Scientists crossing…

Thursday, November 16th, 2006

Cela fait plusieurs mois que je passe devant cet étrange panneau, non loin de mon université. J’aime beaucoup l’allure à la fois décidée et concentrée du scientifique, et suis effrayé de cet avertissement destiné à nous éviter le tragique destin du génial Ramanujan.

D’ici quelques jours en tous cas, je vais changer d’échelle et traverser non pas une rue, mais l’Atlantique lui-même pour passer une dizaine de jours en France pour le travail. Autant dire que l’activité de ce blog s’en trouvera nécessairement ralentie, car je ne dois pas chômer. Malheureusement, je ne pourrai donc pas m’adonner à la terrible procastination, tant vantée par Jorge Cham, qui viendra donner une conférence à l’académie new yorkaise des sciences pendant mon absence.

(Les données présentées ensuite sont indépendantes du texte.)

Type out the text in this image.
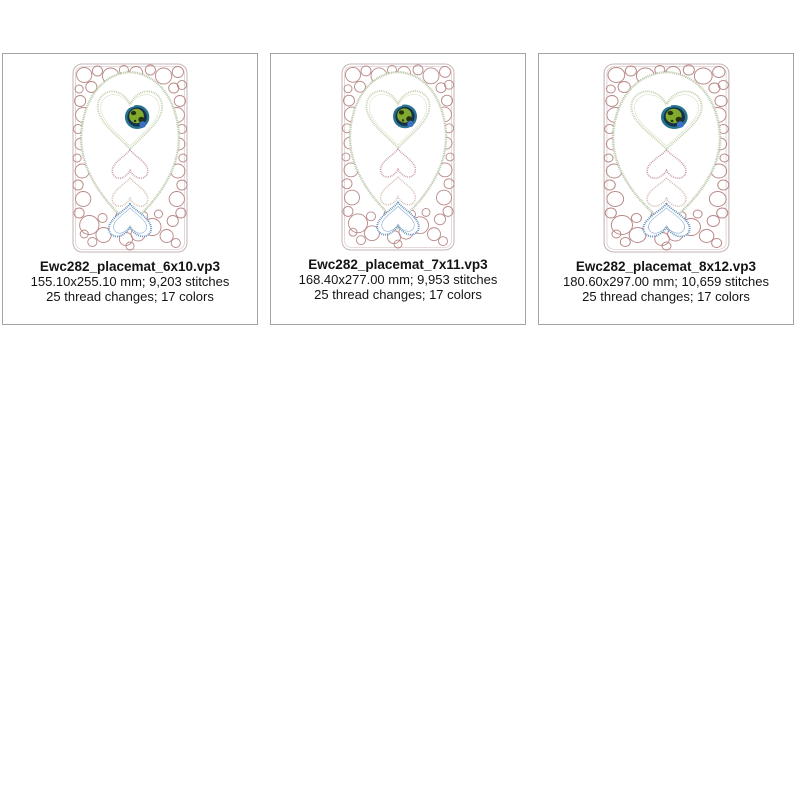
Ewc282_placemat_6x10.vp3
155.10x255.10 mm; 9,203 stitches
25 thread changes; 17 colors
Ewc282_placemat_7x11.vp3
168.40x277.00 mm; 9,953 stitches
25 thread changes; 17 colors
Ewc282_placemat_8x12.vp3
180.60x297.00 mm; 10,659 stitches
25 thread changes; 17 colors
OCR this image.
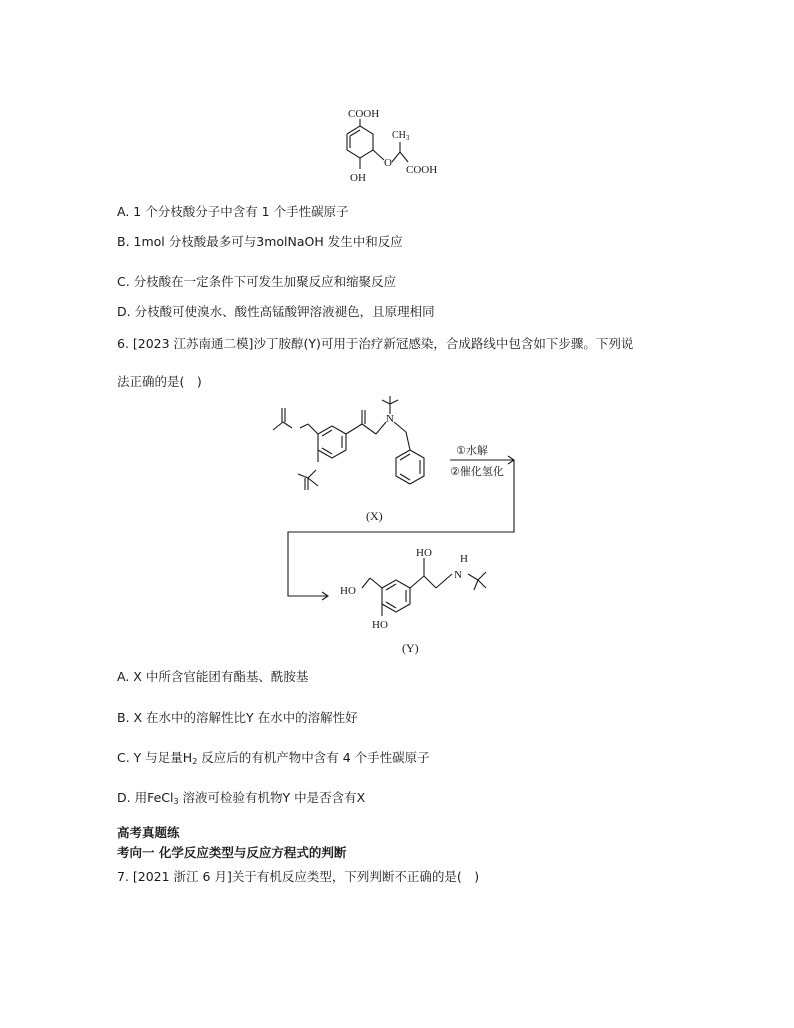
COOH
$CH_3$
O
OH
COOH
A. 1 个分枝酸分子中含有 1 个手性碳原子
B. 1mol 分枝酸最多可与3molNaOH 发生中和反应
C. 分枝酸在一定条件下可发生加聚反应和缩聚反应
D. 分枝酸可使溴水、酸性高锰酸钾溶液褪色，且原理相同
6. [2023 江苏南通二模]沙丁胺醇(Y)可用于治疗新冠感染，合成路线中包含如下步骤。下列说
法正确的是(　)
N
①水解
②催化氢化
(X)
HO
HO	H
N
HO
(Y)
A. X 中所含官能团有酯基、酰胺基
B. X 在水中的溶解性比Y 在水中的溶解性好
C. Y 与足量$H_2$ 反应后的有机产物中含有 4 个手性碳原子
D. 用FeCl$_3$ 溶液可检验有机物Y 中是否含有X
高考真题练
考向一 化学反应类型与反应方程式的判断
7. [2021 浙江 6 月]关于有机反应类型，下列判断不正确的是(　)
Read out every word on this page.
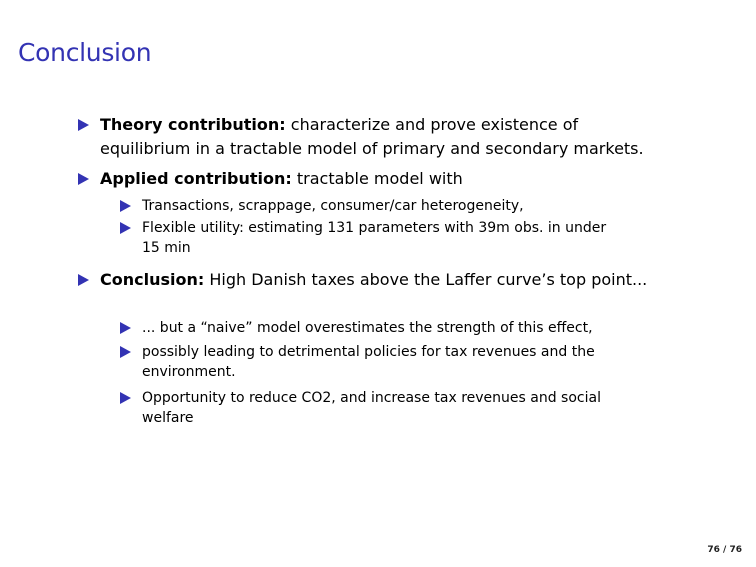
Conclusion
Theory contribution: characterize and prove existence of
equilibrium in a tractable model of primary and secondary markets.
Applied contribution: tractable model with
Transactions, scrappage, consumer/car heterogeneity,
Flexible utility: estimating 131 parameters with 39m obs. in under
15 min
Conclusion: High Danish taxes above the Laffer curve’s top point...
... but a “naive” model overestimates the strength of this effect,
possibly leading to detrimental policies for tax revenues and the
environment.
Opportunity to reduce CO2, and increase tax revenues and social
welfare
76 / 76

Blog et politique des deux côtés de l’océan

Friday, November 10th, 2006
Un ami, lecteur et commentateur assidu de ce blog à ses heures perdues, me demandait récemment mon sentiment sur la victoire démocrate américaine. J’étais certes content pour eux, mais lui répondais aussi que, honte sur moi, je ne suivais que de très très loin la politique locale. Il faut dire qu’elle n’est pas d’un niveau très reluisant, entre le “Macaca” de George Allen (qui n’est pas juif car il mange des côtes de porc) et le puritanisme du pourtant démocrate Harold Ford (qui a peut-être eu des relations sexuelles avec une blanche alors qu’il est noir - contrairement à ce que laisse penser sa photo). Je n’aime pas beaucoup cet aspect communautaire de la politique et de la vie en général ici.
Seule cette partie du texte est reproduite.